何人の読者が、その内容を的中させられただろうか。
もっとも、桜野美海子は一度目の解決編で、途中までしか推理を披露していない。そのうえ、意図的な誤りをも含ませている。その不自然さから、同内容に思い至っても、これを誤りと判断し、真相と認めていなかった賢明な読者もいたことだろうと思う。
いずれにせよ、安心してほしい。
本書の完全なる真相として推理されるべきは、この後、二度目の解決編において明かされる内容である。ゆえにこうして二度目の『読者への挑戦』を挿入しているのだ。

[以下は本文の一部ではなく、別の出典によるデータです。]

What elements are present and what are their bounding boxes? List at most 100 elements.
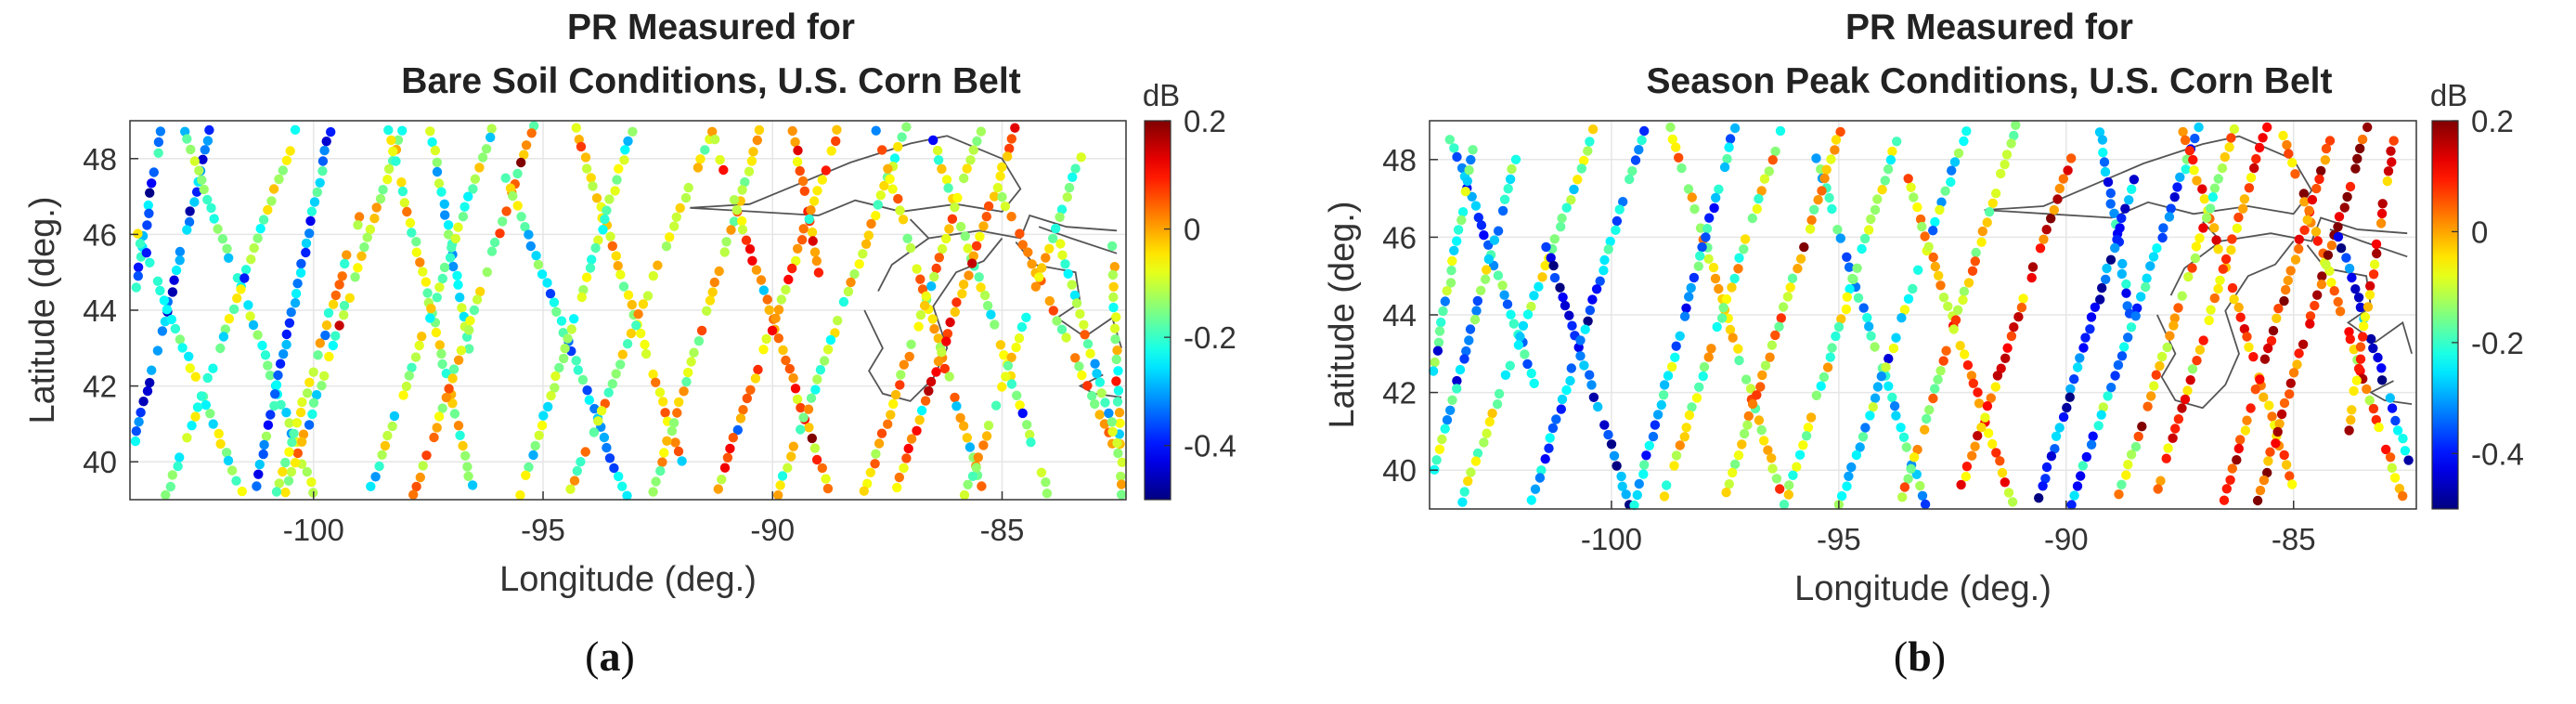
scatter-point — [369, 214, 380, 224]
scatter-point — [202, 136, 214, 146]
scatter-point — [1433, 337, 1444, 347]
scatter-point — [2141, 281, 2151, 293]
scatter-point — [937, 243, 948, 254]
scatter-point — [669, 221, 680, 231]
scatter-point — [886, 410, 896, 420]
scatter-point — [2213, 244, 2223, 254]
scatter-point — [1500, 370, 1511, 380]
scatter-point — [317, 166, 328, 176]
scatter-point — [566, 324, 576, 334]
chart-subtitle: Bare Soil Conditions, U.S. Corn Belt — [401, 61, 1020, 101]
scatter-point — [675, 202, 685, 214]
scatter-point — [1935, 280, 1946, 291]
scatter-point — [905, 242, 916, 254]
scatter-point — [486, 124, 497, 134]
scatter-point — [1455, 364, 1466, 375]
scatter-point — [295, 267, 306, 278]
scatter-point — [2113, 359, 2124, 371]
scatter-point — [2204, 315, 2214, 326]
scatter-point — [1515, 332, 1525, 342]
scatter-point — [1737, 439, 1747, 450]
scatter-point — [1817, 186, 1827, 196]
scatter-point — [1056, 324, 1068, 334]
scatter-point — [2016, 302, 2027, 313]
scatter-point — [2003, 488, 2014, 498]
scatter-point — [1561, 385, 1572, 396]
y-tick-label: 42 — [83, 370, 117, 404]
scatter-point — [1479, 437, 1489, 448]
scatter-point — [1759, 174, 1770, 184]
scatter-point — [2333, 231, 2344, 242]
scatter-point — [1482, 265, 1492, 275]
scatter-point — [458, 440, 468, 451]
scatter-point — [197, 175, 207, 185]
scatter-point — [1842, 252, 1852, 262]
scatter-point — [2187, 263, 2197, 273]
scatter-point — [1472, 295, 1483, 306]
scatter-point — [600, 214, 610, 225]
scatter-point — [1114, 408, 1125, 418]
scatter-point — [530, 440, 540, 451]
scatter-point — [2066, 153, 2077, 163]
scatter-point — [2229, 124, 2240, 135]
scatter-point — [519, 150, 529, 160]
scatter-point — [788, 441, 798, 451]
scatter-point — [2321, 259, 2331, 270]
scatter-point — [1107, 269, 1119, 280]
scatter-point — [1003, 360, 1014, 371]
scatter-point — [2201, 213, 2212, 223]
scatter-point — [1719, 162, 1730, 173]
scatter-point — [2129, 175, 2140, 185]
scatter-point — [654, 387, 666, 398]
scatter-point — [2194, 345, 2206, 355]
x-tick-label: -90 — [2044, 522, 2089, 556]
scatter-point — [1557, 394, 1568, 405]
scatter-point — [408, 489, 419, 500]
scatter-point — [1549, 234, 1560, 244]
scatter-point — [1428, 366, 1439, 376]
scatter-point — [143, 200, 153, 211]
scatter-point — [1767, 340, 1778, 350]
scatter-point — [278, 349, 289, 359]
scatter-point — [1819, 173, 1830, 184]
scatter-point — [391, 156, 401, 166]
scatter-point — [1459, 354, 1469, 364]
scatter-point — [1079, 319, 1089, 330]
scatter-point — [1117, 457, 1128, 467]
scatter-point — [906, 434, 917, 444]
scatter-point — [975, 231, 985, 241]
scatter-point — [1621, 489, 1631, 500]
scatter-point — [950, 306, 960, 318]
scatter-point — [2123, 460, 2133, 470]
scatter-point — [731, 204, 743, 215]
scatter-point — [1583, 316, 1593, 326]
scatter-point — [304, 420, 315, 430]
scatter-point — [1913, 265, 1923, 275]
scatter-point — [2205, 203, 2216, 214]
scatter-point — [748, 147, 758, 157]
scatter-point — [1614, 204, 1625, 215]
scatter-point — [1580, 324, 1590, 334]
scatter-point — [2183, 271, 2194, 282]
scatter-point — [619, 155, 629, 165]
scatter-point — [2341, 253, 2351, 263]
scatter-point — [182, 225, 192, 235]
scatter-point — [1540, 454, 1550, 464]
scatter-point — [246, 254, 256, 265]
scatter-point — [2098, 402, 2108, 412]
scatter-point — [895, 380, 905, 390]
scatter-point — [777, 471, 788, 481]
scatter-point — [421, 277, 431, 287]
scatter-point — [1112, 437, 1122, 449]
scatter-point — [889, 153, 900, 163]
scatter-point — [959, 173, 969, 184]
scatter-point — [551, 306, 562, 317]
scatter-point — [1725, 324, 1736, 335]
scatter-point — [1566, 363, 1577, 373]
scatter-point — [1625, 174, 1635, 185]
scatter-point — [131, 282, 141, 293]
scatter-point — [1703, 352, 1714, 362]
scatter-point — [1756, 186, 1767, 196]
scatter-point — [2368, 343, 2378, 354]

挑戦は継続しており、むしろここからが本番と云える。
正真正銘、これが最後だ。
もちろん、一度目の『読者への挑戦』の時点で、それを推理することは可能だった。手掛かりが揃っていると書いたことに嘘偽りはない。
さらに今では、一度目の解決編が大きなヒントにもなっている。一度目の解決編では説明のつかない点に着眼し、そこから推理を組み立てれば良いのだ。
そして推理を組み立てられた者も、それを断念した者も、
どうか等しく、この先を楽しんでいただきたい。
本格ミステリに徹した先の新天地。その魅力の神髄をご堪能あれ。